Prime Minister of Papua New Guinea James Marape addresses the 77th session of the United Nations General Assembly, Sept. 22, 2022, at U.N. headquarters. At least 53 men were massacred in a major escalation of tribal violence in Papua New Guinea, Australian media reported Monday, Feb. 19, 2024. Tribal violence in the Enga region has intensified since elections in 2022 that maintained Prime Minister James Marape's administration. Credit: AP/Julia Nikhinson

MELBOURNE, Australia — A tribal clash in Papua New Guinea’s remote highlands in which at least 26 people were killed has put a growing internal security problem under the microscope in the strategically vital South Pacific island nation that has garnered closer military attention from the United States and China.

The rival powers are increasingly keen to strike security pacts with the developing nation whose international significance has grown in tandem with China's increased regional influence.

Here's a look at some key issues surrounding Papua New Guinea's internal security concerns:

PAPUA NEW GUINEA, THE COUNTRY

Papua New Guinea is the most populous South Pacific island nation after Australia and was a colony of that near neighbor until independence in 1975.
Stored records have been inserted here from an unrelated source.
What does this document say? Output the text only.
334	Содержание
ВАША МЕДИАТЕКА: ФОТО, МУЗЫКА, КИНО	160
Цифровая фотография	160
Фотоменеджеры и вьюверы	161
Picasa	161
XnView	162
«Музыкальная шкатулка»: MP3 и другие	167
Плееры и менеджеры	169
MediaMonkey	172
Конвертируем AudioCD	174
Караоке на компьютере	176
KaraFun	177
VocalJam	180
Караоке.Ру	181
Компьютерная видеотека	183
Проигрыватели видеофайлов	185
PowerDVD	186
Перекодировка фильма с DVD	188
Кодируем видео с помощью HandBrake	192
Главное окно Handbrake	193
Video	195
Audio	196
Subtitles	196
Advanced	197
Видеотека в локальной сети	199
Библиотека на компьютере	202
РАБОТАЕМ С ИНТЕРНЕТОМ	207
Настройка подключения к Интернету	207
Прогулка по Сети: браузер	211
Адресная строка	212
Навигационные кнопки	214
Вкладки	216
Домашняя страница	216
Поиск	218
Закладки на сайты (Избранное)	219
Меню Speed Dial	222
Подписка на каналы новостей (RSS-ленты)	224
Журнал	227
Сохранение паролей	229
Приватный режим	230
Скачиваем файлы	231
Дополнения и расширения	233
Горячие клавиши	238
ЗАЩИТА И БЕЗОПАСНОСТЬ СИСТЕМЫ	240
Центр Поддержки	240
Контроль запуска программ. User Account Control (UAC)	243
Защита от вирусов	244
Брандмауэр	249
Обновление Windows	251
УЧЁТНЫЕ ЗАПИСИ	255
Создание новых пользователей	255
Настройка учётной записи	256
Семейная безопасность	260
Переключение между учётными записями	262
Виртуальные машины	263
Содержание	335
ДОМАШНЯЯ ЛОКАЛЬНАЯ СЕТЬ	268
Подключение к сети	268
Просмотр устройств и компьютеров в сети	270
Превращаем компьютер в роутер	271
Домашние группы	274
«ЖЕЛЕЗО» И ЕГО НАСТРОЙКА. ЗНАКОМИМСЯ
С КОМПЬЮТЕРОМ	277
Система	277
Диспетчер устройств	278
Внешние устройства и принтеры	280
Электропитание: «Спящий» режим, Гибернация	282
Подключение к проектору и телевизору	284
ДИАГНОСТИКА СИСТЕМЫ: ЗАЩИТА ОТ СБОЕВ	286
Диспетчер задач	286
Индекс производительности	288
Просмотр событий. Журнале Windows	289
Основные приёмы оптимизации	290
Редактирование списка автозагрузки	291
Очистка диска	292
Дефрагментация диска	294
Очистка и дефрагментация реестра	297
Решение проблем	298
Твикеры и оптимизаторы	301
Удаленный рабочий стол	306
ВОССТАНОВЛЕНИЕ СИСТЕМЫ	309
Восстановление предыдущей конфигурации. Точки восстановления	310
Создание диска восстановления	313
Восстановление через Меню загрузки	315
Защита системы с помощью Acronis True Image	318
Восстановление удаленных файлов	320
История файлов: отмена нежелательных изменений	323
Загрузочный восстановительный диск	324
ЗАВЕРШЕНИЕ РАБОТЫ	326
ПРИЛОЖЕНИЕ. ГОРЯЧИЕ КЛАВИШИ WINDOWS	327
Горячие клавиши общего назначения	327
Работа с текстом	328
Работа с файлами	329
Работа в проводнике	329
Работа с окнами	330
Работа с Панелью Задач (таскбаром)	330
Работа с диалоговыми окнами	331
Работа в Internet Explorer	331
The government estimates Papua New Guinea’s population at around 10 million people, although a United Nations study, based on data including satellite photographs of roof tops, estimated in 2022 it could be as high as 17 million. An accurate census has not been held in the nation in decades.
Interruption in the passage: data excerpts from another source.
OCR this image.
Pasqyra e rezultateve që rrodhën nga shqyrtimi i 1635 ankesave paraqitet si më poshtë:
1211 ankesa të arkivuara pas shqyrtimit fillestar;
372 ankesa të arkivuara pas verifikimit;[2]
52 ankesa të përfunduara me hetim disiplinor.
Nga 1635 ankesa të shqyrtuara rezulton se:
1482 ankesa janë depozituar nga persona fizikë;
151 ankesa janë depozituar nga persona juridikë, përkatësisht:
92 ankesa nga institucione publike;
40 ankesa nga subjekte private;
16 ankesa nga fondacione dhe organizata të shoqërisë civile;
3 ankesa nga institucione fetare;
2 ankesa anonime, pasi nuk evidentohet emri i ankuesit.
It’s a diverse country rich in resources including gold, nickel and natural gas with more than 800 Indigenous languages. Most of the population scrapes by as subsistence farmers.

WHY IS THERE TRIBAL WARFARE?

Civil unrest in the capital Port Moresby and Lae, the nation’s second most populous city, made headlines last month when at least 15 people were reportedly killed during rioting and looting in street protests over a public service pay dispute.

But tribal warfare has a long history across the country and is becoming more lethal with an influx of illegal modern firearms in the highlands and increasing use of mercenary sharpshooters.

Some villagers accuse security forces of taking bribes from tribal warlords to help defeat rivals who don’t pay for protection.

The latest tribal battle occurred in gold-rich Enga province. Another hotspot for tribal violence is Hela province. Both are among resource-rich western areas of the country where tribal conflict has escalated in recent decades, said Paul Barker, executive director of the Port Moresby-based policy think tank Institute of National Affairs.

Natural resources create jealousies and conflicts around how the wealth should be distributed, who was entitled to mining royalties and which landowners deserved compensation.

Other traditional triggers for tribal conflict include accusations of sorcery following sudden deaths such as car wrecks and payback for casualties from previous tribal wars.

WHY IS THE WORLD CONCERNED ABOUT PAPUA NEW GUINEA'S DOMESTIC SECURITY TURMOIL?

Joe Biden was to become the only sitting U.S. president to ever visit Papua New Guinea in May last year but cancelled at short notice to focus on debt limit talks in Washington, D.C. U.S. Secretary of State Antony Blinken took Biden’s place and signed a new security pact that sparked Papuan student protests over concerns that it undermined the country's sovereignty.

Chinese President Xi Jinping had visited in 2018 when Port Moresby hosted the Asia-Pacific Economic Cooperation leaders’ summit.

The United States and its influential ally in the region, Australia, have been rapidly building bridges with Papua New Guinea and its island neighbors in response to China signing a security pact with the Solomons Islands in 2022 that raised the prospects of a Chinese naval foothold being established in the South Pacific.

China later failed in an ambitious attempt to get 10 Pacific island nations including Papua New Guinea, the Solomons’ nearest neighbor, to sign a sweeping deal covering everything from security to fisheries.

Australian and Papuan prime ministers signed a security pact in December that strengthened Australia’s place as the preferred security partner in the region.

The main dividend for Papua New Guinea was the help Australia offered to address its internal security concerns by increasing the police force from 6,000 to 26,000 members and to support the court and prison systems.

But Papua New Guinea’s Foreign Minister Justin Tkatchenko revealed last month that his government had begun early talks with China on its offer of policing assistance weeks after the street riots in Port Moresby and Lae.

Papua New Guinea had previously said the United States and Australia were its preferred security partners while China would remain an economic partner.